I'll do one for you! You need to draw diagrams with each node as a box, and work out what code you need to use to change the list for each operation. See this for some inspiration:
http://en.wikipedia.org/wiki/Linked_list
The diagrams there don't show the main list class as a box, which you should have, with two arrows coming out of it for the header and tail.
Draw yourself some diagrams for the two cases in the Insert method to work out what's going on. One diagram for when there's nothing in the list and header is null, and another diagram for when there's something already in the list. Then from there work out the other operations.
public class S_LinkedList {
protected S_Node header = null;
protected S_Node tail = null;
public S_LinkedList()
{
}
// METHODS which i don't know how to do it (never use linkedlist before)
void Insert(Student s)
{
if( header == null )
{
header = new S_Node(s);
tail = header;
}
else
{
tail.Link = new S_Node(s);
tail = tail.Link;
}
}
}

The operations you are missing are:
Add:
set the link of the tail node to be the added node and set the tail to be the new node.
Remove/Delete:
is a bit tricky if you don't have a doubly linked list but with a singly linked list go throught he list from the head till you find the node you require keeping the previous node in a separate variable. When you find the node you are removing set the Link of the previous node to that nodes link. An optimization might be to check that it's not the link you are looking for.
Alternatively make it a doubly linked list and you don't need to keep track of the previous node.
Find:
Traverse the list from node to node till you find the one you are looking for.
read this wikipedia article for more info.

Look at this...
Although if you really want to learn how to do this you should write it in c or c++ at least then you'd be doing something useful...

Actually I don't see a reason to write your own linked list in C# (other then learning how it works) since the .NET already contains LinkedList generic class.
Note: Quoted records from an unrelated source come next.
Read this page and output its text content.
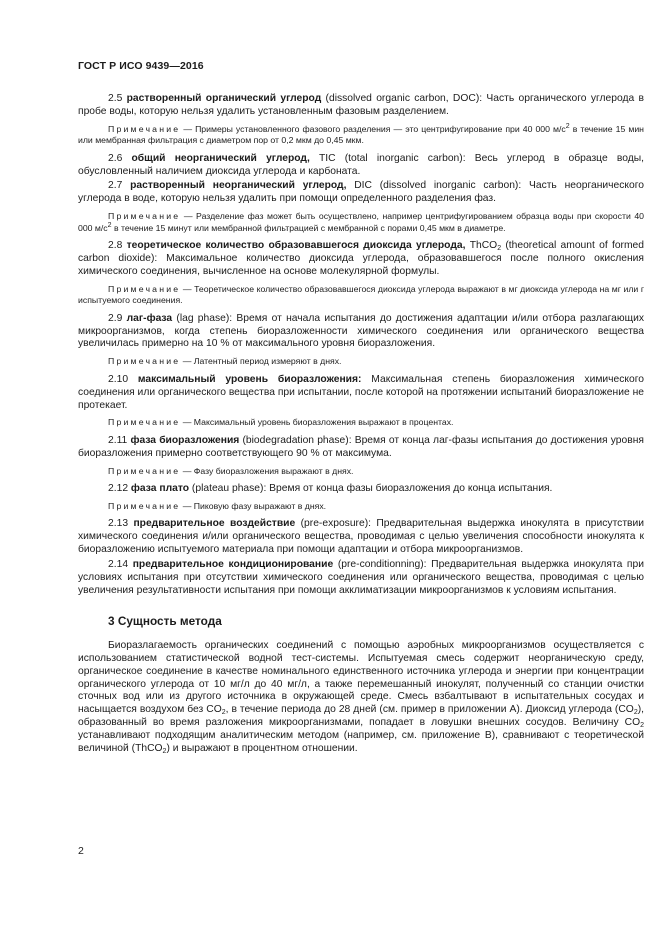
ГОСТ Р ИСО 9439—2016

2.5 растворенный органический углерод (dissolved organic carbon, DOC): Часть органического углерода в пробе воды, которую нельзя удалить установленным фазовым разделением.

Примечание — Примеры установленного фазового разделения — это центрифугирование при 40 000 $м/с^2$ в течение 15 мин или мембранная фильтрация с диаметром пор от 0,2 мкм до 0,45 мкм.

2.6 общий неорганический углерод, TIC (total inorganic carbon): Весь углерод в образце воды, обусловленный наличием диоксида углерода и карбоната.

2.7 растворенный неорганический углерод, DIC (dissolved inorganic carbon): Часть неорганического углерода в воде, которую нельзя удалить при помощи определенного разделения фаз.

Примечание — Разделение фаз может быть осуществлено, например центрифугированием образца воды при скорости 40 000 $м/с^2$ в течение 15 минут или мембранной фильтрацией с мембранной с порами 0,45 мкм в диаметре.

2.8 теоретическое количество образовавшегося диоксида углерода, ThCO$_2$ (theoretical amount of formed carbon dioxide): Максимальное количество диоксида углерода, образовавшегося после полного окисления химического соединения, вычисленное на основе молекулярной формулы.

Примечание — Теоретическое количество образовавшегося диоксида углерода выражают в мг диоксида углерода на мг или г испытуемого соединения.

2.9 лаг-фаза (lag phase): Время от начала испытания до достижения адаптации и/или отбора разлагающих микроорганизмов, когда степень биоразложенности химического соединения или органического вещества увеличилась примерно на 10 % от максимального уровня биоразложения.

Примечание — Латентный период измеряют в днях.

2.10 максимальный уровень биоразложения: Максимальная степень биоразложения химического соединения или органического вещества при испытании, после которой на протяжении испытаний биоразложение не протекает.

Примечание — Максимальный уровень биоразложения выражают в процентах.

2.11 фаза биоразложения (biodegradation phase): Время от конца лаг-фазы испытания до достижения уровня биоразложения примерно соответствующего 90 % от максимума.

Примечание — Фазу биоразложения выражают в днях.

2.12 фаза плато (plateau phase): Время от конца фазы биоразложения до конца испытания.

Примечание — Пиковую фазу выражают в днях.

2.13 предварительное воздействие (pre-exposure): Предварительная выдержка инокулята в присутствии химического соединения и/или органического вещества, проводимая с целью увеличения способности инокулята к биоразложению испытуемого материала при помощи адаптации и отбора микроорганизмов.

2.14 предварительное кондиционирование (pre-conditionning): Предварительная выдержка инокулята при условиях испытания при отсутствии химического соединения или органического вещества, проводимая с целью увеличения результативности испытания при помощи акклиматизации микроорганизмов к условиям испытания.

3 Сущность метода

Биоразлагаемость органических соединений с помощью аэробных микроорганизмов осуществляется с использованием статистической водной тест-системы. Испытуемая смесь содержит неорганическую среду, органическое соединение в качестве номинального единственного источника углерода и энергии при концентрации органического углерода от 10 мг/л до 40 мг/л, а также перемешанный инокулят, полученный со станции очистки сточных вод или из другого источника в окружающей среде. Смесь взбалтывают в испытательных сосудах и насыщается воздухом без $CO_2$, в течение периода до 28 дней (см. пример в приложении А). Диоксид углерода $(CO_2)$, образованный во время разложения микроорганизмами, попадает в ловушки внешних сосудов. Величину $CO_2$ устанавливают подходящим аналитическим методом (например, см. приложение В), сравнивают с теоретической величиной (ThCO$_2$) и выражают в процентном отношении.

2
The concept of linked lists is not very difficult to understand. Implementation on the other hand ... can get a bit tricky.
I can also understand your frustration of trying to find information on the web about it. I have been in your boat before and everything varies from site to site. You really might want to invest in a data structures book as you I think the information you find will be much more clear and helpful than most information you find in the wild.
Implementing a linked list in Java/C# will be much easier if you have never used ll's before. However, once you get a better feel for it you will get a much better understanding for the ll's by creating them in C/C++.
From your code above, you will be better off thinking of each S_Node as just regular node that contains a Student object instead of thinking of it as a Student node (hope that makes sense). Same rules apply for your S_LinkedList class. A linked list is a list mode up of nodes. These nodes contain Student objects.
Hope this helps.

Try this as your Student class.
public class Student
{
protected string Name;
protected int ID;
protected int Mark;
protected char Grade;
public Student() // default Constructor
{
Name = "";
ID = 0;
Mark = 0;
Grade = '';
}
public Student(string Name, int ID, int Mark, char Grade) // Constructor
{
this.Name = Name;
this.ID = ID;
this.Mark = Mark;
this.Grade = Grade;
}
}

Your question, as I read it, is too vague. I would start by googling 'linked lists' or picking up a book on 'data structures'. When you run into a specific problem, ask it on here, and I'm sure someone will help you.